1 High-Yield Stock to Consider
“For those searching for a high-yield stock to add to their income portfolio, Crestwood Equity Partners deserves a serious look.”
That’s what I told readers of Income Investors in the beginning of last year. In that article, I explained why Crestwood Equity Partners LP (NYSE:CEQP) was one of the best high-yield opportunities on the market.
I hope you took advantage of that piece. Since the article was published, CEQP stock has surged more than 34%. And just as I expected, the partnership continued to pay oversized cash distributions to unitholders.
Of course, given the inverse relationship between dividend yield and stock price, the rise in Crestwood Equity Partners LP stock means its yield is not as high as before.
Back when I wrote that article, the partnership was offering a jaw-dropping yield of nine percent. After the rise in its unit price, CEQP stock’s current annual yield stands at 6.6%.
Still, a 6.6% yield is nothing to sneeze at. To give you an idea, the average dividend yield of all S&P 500 companies is a measly 1.9% at the moment. (Source: “S&P 500 Dividend Yield,” Multpl.com, last accessed May 15, 2019.)
In other words, even after the surge in Crestwood’s stock price, the partnership still offers a yield that’s more than three times the benchmark’s average.
And based on what CEQP has been doing, its generous yield looks solid as ever.
Crestwood Equity Partners LP: Still an Income Opportunity
Headquartered in Houston, Texas, Crestwood Equity Partners is a master limited partnership (MLP) that owns and operates midstream assets located primarily in the Bakken Shale, Delaware Basin, Powder River Basin, Marcellus Shale, Barnett Shale, and Fayetteville Shale. The partnership has three main segments: Gathering & Processing, Storage & Transportation, and Marketing, Supply & Logistics.
Through these segments, CEQP provides a wide range of midstream services, such as the gathering, processing, compression, storage, and transportation of natural gas; the storage, transportation, terminaling, and marketing of natural gas liquids (NGLs); and the gathering, storage, transportation, terminaling, and marketing of crude oil, among others.
The neat thing about these businesses is that they are largely fee-based. As a matter of fact, Crestwood Equity Partners is expected to generate 84% of its earnings before interest, tax, depreciation, and amortization (EBITDA) this year from take-or-pay and fixed-fee contracts. (Source: “Investor Presentation May 2019,” Crestwood Equity Partners LP, last accessed May 15, 2019.)
The partnership also has a high-quality customer base. Among its customers are well-known energy companies such as Royal Dutch Shell plc (NYSE:RDS.A), Williams Companies Inc (NYSE:WMB), Total SA (NYSE:TOT), and Exxon Mobil Corporation (NYSE:XOM), just to name a few.
By doing business with high-quality customers through fee-based contracts, Crestwood Equity Partners LP can generate a predictable stream of cash flow, despite commodity price volatility.

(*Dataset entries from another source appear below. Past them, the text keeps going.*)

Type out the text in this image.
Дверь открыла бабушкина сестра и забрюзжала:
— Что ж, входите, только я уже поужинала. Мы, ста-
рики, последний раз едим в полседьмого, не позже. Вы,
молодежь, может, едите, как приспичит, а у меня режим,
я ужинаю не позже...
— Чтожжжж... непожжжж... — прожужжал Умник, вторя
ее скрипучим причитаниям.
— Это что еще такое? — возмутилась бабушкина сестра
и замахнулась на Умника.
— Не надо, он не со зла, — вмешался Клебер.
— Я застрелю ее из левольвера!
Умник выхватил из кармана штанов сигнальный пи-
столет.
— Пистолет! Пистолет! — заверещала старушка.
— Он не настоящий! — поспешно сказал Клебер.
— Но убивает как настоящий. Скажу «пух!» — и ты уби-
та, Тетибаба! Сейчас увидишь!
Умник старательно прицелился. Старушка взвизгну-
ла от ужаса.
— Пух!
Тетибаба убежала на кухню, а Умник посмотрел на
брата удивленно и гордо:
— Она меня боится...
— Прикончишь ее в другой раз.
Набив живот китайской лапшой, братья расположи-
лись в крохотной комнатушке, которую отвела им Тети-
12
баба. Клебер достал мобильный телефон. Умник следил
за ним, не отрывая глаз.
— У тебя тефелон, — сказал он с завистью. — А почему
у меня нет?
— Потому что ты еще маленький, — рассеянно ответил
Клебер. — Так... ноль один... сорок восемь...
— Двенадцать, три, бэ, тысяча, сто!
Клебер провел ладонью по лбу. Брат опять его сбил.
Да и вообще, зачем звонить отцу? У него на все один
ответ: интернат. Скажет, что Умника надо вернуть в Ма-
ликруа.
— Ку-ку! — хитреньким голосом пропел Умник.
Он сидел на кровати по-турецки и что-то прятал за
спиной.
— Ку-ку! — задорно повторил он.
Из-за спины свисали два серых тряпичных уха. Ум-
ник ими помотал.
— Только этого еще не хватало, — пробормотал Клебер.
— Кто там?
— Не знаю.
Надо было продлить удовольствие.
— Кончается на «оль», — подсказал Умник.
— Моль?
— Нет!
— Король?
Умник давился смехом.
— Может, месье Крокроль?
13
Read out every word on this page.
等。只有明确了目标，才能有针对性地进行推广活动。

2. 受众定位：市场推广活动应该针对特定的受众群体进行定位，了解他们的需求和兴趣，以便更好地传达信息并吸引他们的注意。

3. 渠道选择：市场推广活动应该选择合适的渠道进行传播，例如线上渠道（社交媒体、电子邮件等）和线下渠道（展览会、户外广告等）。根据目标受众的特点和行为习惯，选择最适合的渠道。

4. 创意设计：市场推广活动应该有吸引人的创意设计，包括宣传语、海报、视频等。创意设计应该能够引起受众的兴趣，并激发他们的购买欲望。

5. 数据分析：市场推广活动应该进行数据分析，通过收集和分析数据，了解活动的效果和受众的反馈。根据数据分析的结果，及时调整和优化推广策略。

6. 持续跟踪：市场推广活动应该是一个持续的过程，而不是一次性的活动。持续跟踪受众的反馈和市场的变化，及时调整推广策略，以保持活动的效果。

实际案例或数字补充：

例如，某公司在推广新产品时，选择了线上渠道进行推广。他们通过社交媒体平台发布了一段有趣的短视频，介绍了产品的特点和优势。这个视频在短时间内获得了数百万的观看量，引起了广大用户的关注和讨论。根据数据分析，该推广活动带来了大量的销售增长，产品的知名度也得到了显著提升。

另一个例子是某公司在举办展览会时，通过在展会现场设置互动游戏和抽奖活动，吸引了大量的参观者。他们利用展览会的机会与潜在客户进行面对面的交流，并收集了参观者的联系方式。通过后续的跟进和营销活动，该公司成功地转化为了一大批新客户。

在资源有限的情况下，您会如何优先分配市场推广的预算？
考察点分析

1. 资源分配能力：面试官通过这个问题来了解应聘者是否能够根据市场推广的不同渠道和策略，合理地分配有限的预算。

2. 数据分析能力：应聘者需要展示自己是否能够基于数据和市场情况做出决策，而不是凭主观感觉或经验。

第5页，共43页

Just take a look at the partnership’s financials and you’ll see how solid its business is. In the first quarter of 2018, CEQP generated $68.3 million in distributable cash flow. To put this in perspective, that amount was 60% more than what was needed to cover its cash distributions for the quarter. Compared to other midstream MLPs, that’s a very wide margin of safety. (Source: “Crestwood Announces First Quarter 2019 Financial And Operating Results,” Crestwood Equity Partners LP, April 30, 2019.)
The business has also been growing. In the first quarter, Crestwood Equity Partners generated adjusted EBITDA of $115.3 million, representing a 13% increase from a year ago.
2019 is shaping up to be another solid year for Crestwood. For the year, management expects the partnership to earn $500.0 million to $530.0 million in adjusted EBITDA, which at the midpoint would represent a 23% increase year-over-year. Distributable cash flow, on the other hand, is projected to grow by around 30% to a range of $275.0 million to $305.0 million.
The best part is that if things go as planned, CEQP’s cash distributions would be more than safe. “At these guidance ranges we would expect our full-year distribution coverage ratio range to increase to 1.5x to 1.7x,” said Chief Financial Officer Robert Halpin. (Source: “Crestwood Equity Partners LP (CEQP) CEO Robert Phillips on Q1 2019 Results – Earnings Call Transcript,” Seeking Alpha, April 30, 2019.)
The Bottom Line on Crestwood Equity Partners LP
At the end of the day, there are companies with even higher yields than what Crestwood Equity Partners LP is offering. But after taking into account the partnership’s stable business model and rock-solid financials, you’ll see that CEQP remains one of most attractive income opportunities on the market.